A population of 1.68 Million people in Acholi sub region are relying on five old ambulances for referrals to better medical facilities in case of emergency, according to reports.
That puts the ratio of ambulance to the population at 1:33600.
This has complicated referrals especially of expectant mothers and accident victims to better medical facilities where they can receive the much- needed medical care.
Acholi sub region which comprises of eight districts has a total population of 1.68 million people, according to UBOS 2014 census report.
Out of the eight districts in the sub region, only five have working ambulances which were either procured by government or donated by humanitarian organisations which were working in northern Uganda, the epicentre of the LRA rebels led insurgency between 10 t0 12 years ago.
The districts with single functional ambulance are; Gulu, Nwoya, Pader, Lamwo and Kitgum.
Meanwhile districts in Acholi sub region without a single ambulance are; Amuru, Omoro and Agago.
Dr Charles Oyoo Akiya, the Lamwo District Health Officer (DHO), says they district has one functional ambulance which was procured in 2008.
Dr Akiya says the district had two ambulances, but one has broken down and is yet to be repaired.
He adds that although brand new ambulances were procured recently by International Rescue Committee (IRC), a nongovernmental organisation but it is purposely to serve over 32,000 South Sudanese refugees at Palabek Ogili settlement camp.
When contacted, Emmanuel Ainbyoona, the Senior Public Relations Officer at the Ministry of Health said plans are underway to procure brand new ambulances for all the sub regions across the country.
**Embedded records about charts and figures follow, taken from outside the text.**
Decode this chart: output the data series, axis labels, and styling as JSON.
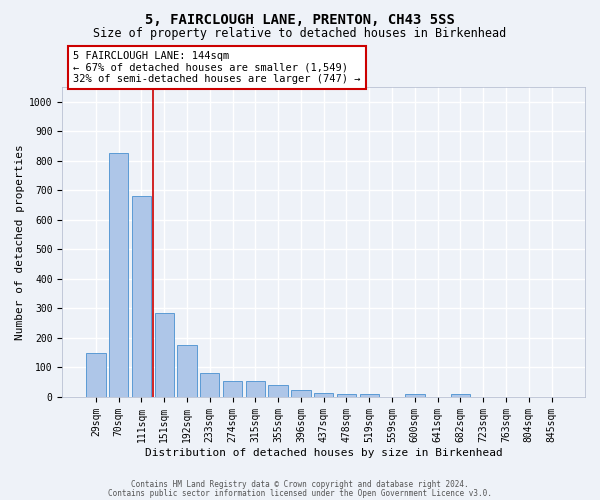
{
  "title1": "5, FAIRCLOUGH LANE, PRENTON, CH43 5SS",
  "title2": "Size of property relative to detached houses in Birkenhead",
  "xlabel": "Distribution of detached houses by size in Birkenhead",
  "ylabel": "Number of detached properties",
  "categories": [
    "29sqm",
    "70sqm",
    "111sqm",
    "151sqm",
    "192sqm",
    "233sqm",
    "274sqm",
    "315sqm",
    "355sqm",
    "396sqm",
    "437sqm",
    "478sqm",
    "519sqm",
    "559sqm",
    "600sqm",
    "641sqm",
    "682sqm",
    "723sqm",
    "763sqm",
    "804sqm",
    "845sqm"
  ],
  "values": [
    150,
    825,
    680,
    283,
    175,
    80,
    55,
    55,
    42,
    25,
    12,
    10,
    10,
    0,
    10,
    0,
    10,
    0,
    0,
    0,
    0
  ],
  "bar_color": "#aec6e8",
  "bar_edge_color": "#5b9bd5",
  "vline_x": 2.5,
  "vline_color": "#cc0000",
  "annotation_text": "5 FAIRCLOUGH LANE: 144sqm\n← 67% of detached houses are smaller (1,549)\n32% of semi-detached houses are larger (747) →",
  "annotation_box_color": "#ffffff",
  "annotation_box_edge": "#cc0000",
  "ylim": [
    0,
    1050
  ],
  "yticks": [
    0,
    100,
    200,
    300,
    400,
    500,
    600,
    700,
    800,
    900,
    1000
  ],
  "footer1": "Contains HM Land Registry data © Crown copyright and database right 2024.",
  "footer2": "Contains public sector information licensed under the Open Government Licence v3.0.",
  "background_color": "#eef2f8",
  "grid_color": "#ffffff",
  "title1_fontsize": 10,
  "title2_fontsize": 8.5,
  "xlabel_fontsize": 8,
  "ylabel_fontsize": 8,
  "tick_fontsize": 7,
  "annot_fontsize": 7.5
}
Ainbyoona noted that the delay to procure ambulances is due to the failure to adopt the medical emergency policy.
He revealed that government will establish a central point in each of the region where ambulances will be parked and dispatched to attend to emergencies through notification by a phone call.
He adds that no emergency vehicle will be given to a hospital other than it being parked at emergency ambulance centres.
In 2014, the Ministry of Health established the Uganda National Ambulance Service (UNAS) to address the need for emergency pre-hospital care in Uganda.
Injury and medical emergencies are among the leading causes of morbidity and mortality in Uganda.
The burden has cost the country enormously both in terms of human life and resources.
Currently, pre-hospital care is given on an adhoc basis, by fragmented providers namely the Police and community by standers near crash scenes in case of road traffic crashes.